- Born: October 7, 1988 (age 37)
- Education: Hughes Middle School Long Beach Polytechnic High School Stanford University
- Known for: Mountaineering
- Title: youngest person to have climbed the Seven Summits with both Carstensz and Kosciuszko
- Term: 2007–2011
- Predecessor: Rhys Miles Jones
- Successor: Jordan Romero
- Parent: Dave Larson
- Website: http://www.samanthalarson.com

= Samantha Larson =

American mountain climber (born 1988)

Samantha Larson (born 1988) is an American mountain climber from Long Beach, California. On May 16, 2007, at the age of 18, she became temporarily the youngest non-Nepalese woman to summit Mount Everest. By reaching the top of Everest, she also became temporarily the youngest person to have climbed the Seven Summits (the "Bass list"), the tallest mountains on each of the seven continents. She and her father, David Larson, became the first father-daughter team to complete the Seven Summits. In August 2007 they climbed Carstensz Pyramid, thereby also completing the "Messner list" of the Seven Summits.

The Nepalese government said that she was the youngest foreigner ever to reach Everest's summit, but some climbing Web sites claim a 17-year-old boy from France did it in 1990. 15-year-old Ming Kipa from Nepal was the youngest ever to climb Everest.

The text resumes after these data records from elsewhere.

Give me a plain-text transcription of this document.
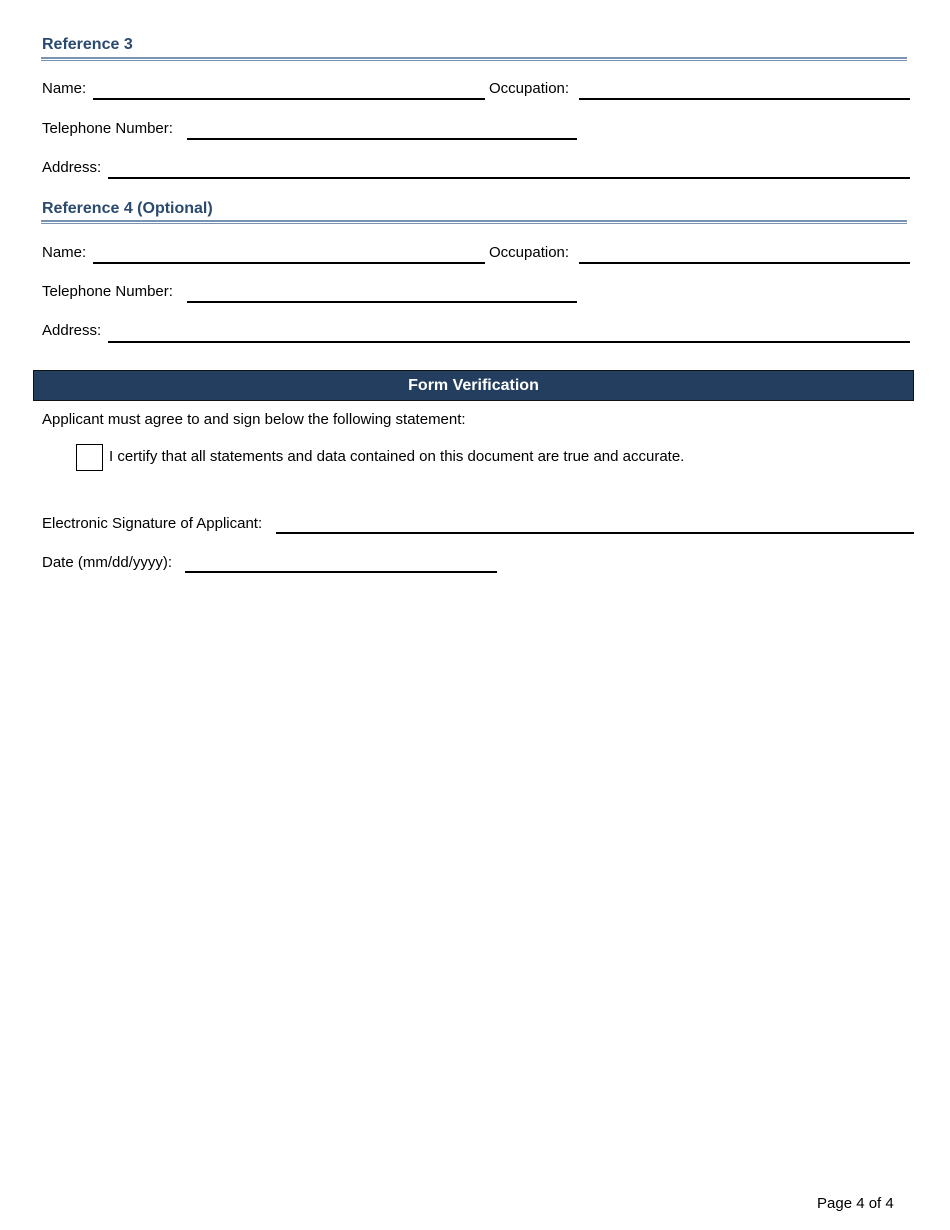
Reference 3
Name:	Occupation:
Telephone Number:
Address:
Reference 4 (Optional)
Name:	Occupation:
Telephone Number:
Address:
Form Verification
Applicant must agree to and sign below the following statement:
I certify that all statements and data contained on this document are true and accurate.
Electronic Signature of Applicant:
Date (mm/dd/yyyy):
Page 4 of 4
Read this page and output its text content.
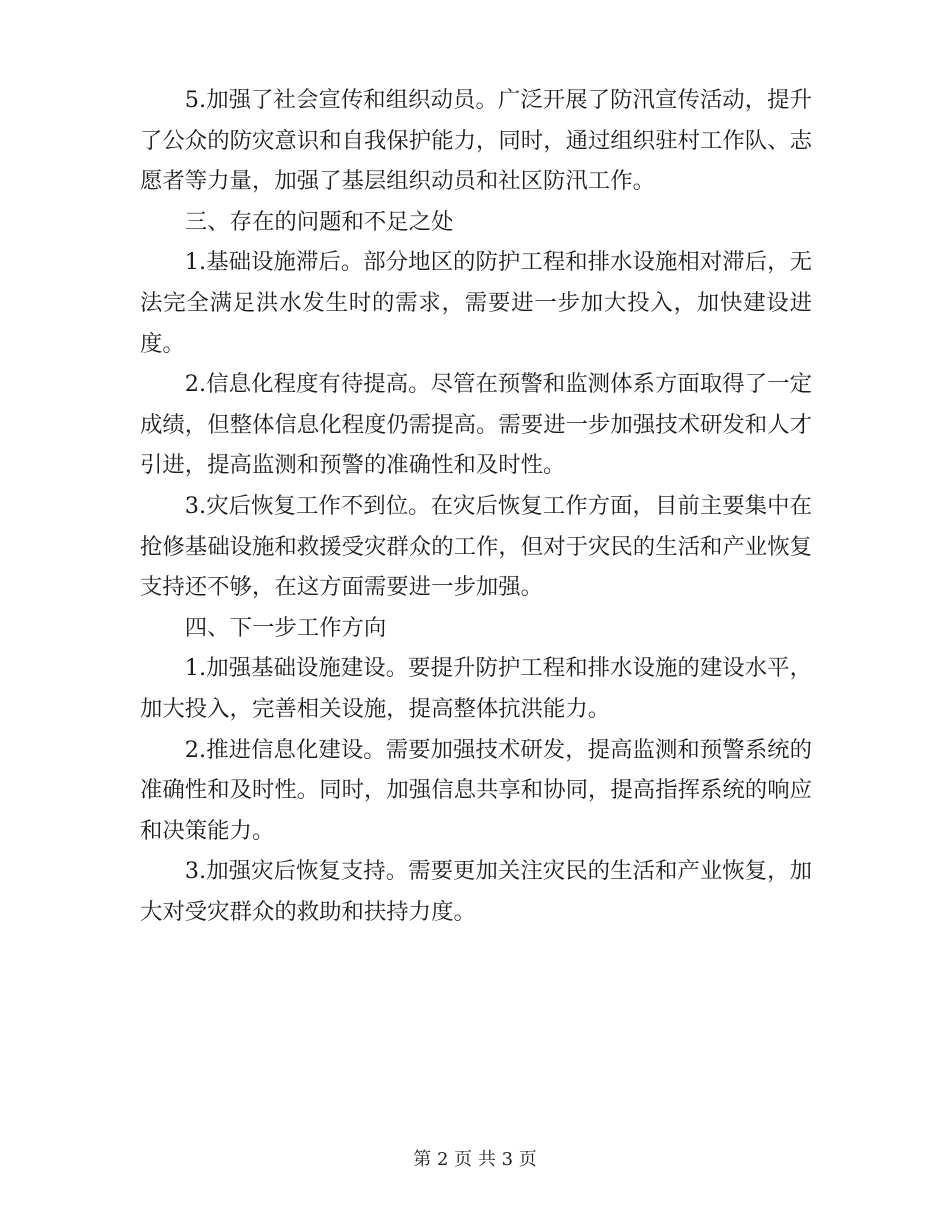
5.加强了社会宣传和组织动员。广泛开展了防汛宣传活动，提升了公众的防灾意识和自我保护能力，同时，通过组织驻村工作队、志愿者等力量，加强了基层组织动员和社区防汛工作。

三、存在的问题和不足之处

1.基础设施滞后。部分地区的防护工程和排水设施相对滞后，无法完全满足洪水发生时的需求，需要进一步加大投入，加快建设进度。

2.信息化程度有待提高。尽管在预警和监测体系方面取得了一定成绩，但整体信息化程度仍需提高。需要进一步加强技术研发和人才引进，提高监测和预警的准确性和及时性。

3.灾后恢复工作不到位。在灾后恢复工作方面，目前主要集中在抢修基础设施和救援受灾群众的工作，但对于灾民的生活和产业恢复支持还不够，在这方面需要进一步加强。

四、下一步工作方向

1.加强基础设施建设。要提升防护工程和排水设施的建设水平，加大投入，完善相关设施，提高整体抗洪能力。

2.推进信息化建设。需要加强技术研发，提高监测和预警系统的准确性和及时性。同时，加强信息共享和协同，提高指挥系统的响应和决策能力。

3.加强灾后恢复支持。需要更加关注灾民的生活和产业恢复，加大对受灾群众的救助和扶持力度。

第 2 页 共 3 页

Larson began climbing with her father, David Larson, while in the sixth grade at Hughes Middle School. They began the Seven Summits by climbing Mount Kilimanjaro in February 2001, when she was 12. Larson graduated from Long Beach Polytechnic High School in June 2006, deferring her freshman year at Stanford University for a year to train for the Everest climb.

Larson was nominated for an ESPY Award in 2007 and was on the Dare To Explore chapter on the March 2008 issue of National Geographic Kids. In 2009, she was also featured as one of Venus Zine's “25 under 25” list for her climbing achievements.